I would suggest to you this morning, though, a different application of the melding together of our annual theme with Epiphany. That different application is this: that the “returning home” Wise Men, returning home as blessed, changed people, returning home a different way, viewed the people of the world as the tithe to be brought into the storehouse, as the token offering that would unleash so much more than they could have ever expected.

The Wise Men had already proven themselves at least twice to follow gut instincts. They were astrologers. They studied stars. They gazed upon stars every single night, yet something in their gut told them this star was different and not only was it different, it was worth following until it finally stopped over the destination it wanted them at. The Wise Men had also followed their gut instinct after meeting King Herod. There is no indication from Scripture that their face-to-face meeting with Herod was unpleasant, an omen preventing their return to report to him where the Christ-Child was, yet something in their gut told them not to report back to Herod. Something in their gut told them to avoid the royal palace. Something in their gut told them to return home by another route.

I believe something in their gut, probably even as they were in the very act of kneeling in front of Christ, told them they had quite the story to tell. I believe something in their gut told them there was an element of haste involved, that there was no time to waste. I believe something in their gut told them that their fame in life would never be found in studying the stars, but instead because of telling the story. I believe something in their gut told them that when they opened their mouths upon returning home, it would be the Holy Spirit of the Christ-Child who would be speaking, so the Wise Men presented themselves and presented their non-Jewish world as the “tithe” and just look at how the floodgates of Heaven opened!

You and I are here today, bowing our knees and worshiping the Christ-Child, because the Wise Men followed their gut instincts, because the Wise Men told the story of their trip, because the Wise Men believed that Baby they saw would change this world in ways no one could expect, in ways that only God could bring about. And He has!

Our Epiphany challenge this morning is clear. This morning – Sunday January 9, 2011 – you and I have become the Magi. Today’s Magi. Each of us has a different story to tell about how we got here, what star we followed, why we felt we had to follow it when we did, but here we are. When you look at our bulletin cover this morning, it’s your face you should see superimposed on the face of one of the Wise Men. You and I should share their sense of awe and worship. You and I should share their wonder of being part of the incredible story of God saving this world – saving you and me, saving all people, even people who do not right now know or believe it – through a little Baby born in Bethlehem. You and I should share their wisdom that our fame in life has only to do with telling the story of our trip of faith, its final destination face-to-face with Christ.
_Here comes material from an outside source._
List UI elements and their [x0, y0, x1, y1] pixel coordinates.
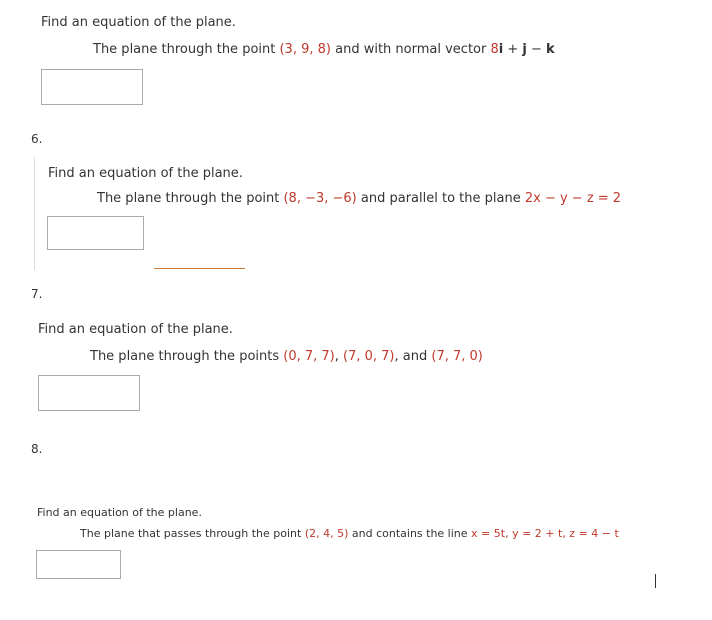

You and I should share their passion for telling the story of what we have experienced bowing before the Christ-Child. You and I should share their commitment to present ourselves and our world as the “tithe” – the tithe that God encourages us to bring to Him in faith and trust – because God continues to have incredible blessings to unleash in unbelievable ways upon this world and you and I are the vehicles – if we choose to follow our guts – through which those blessings are unleashed.


In the Name of the Father and of the Son and of the Holy Spirit, Amen.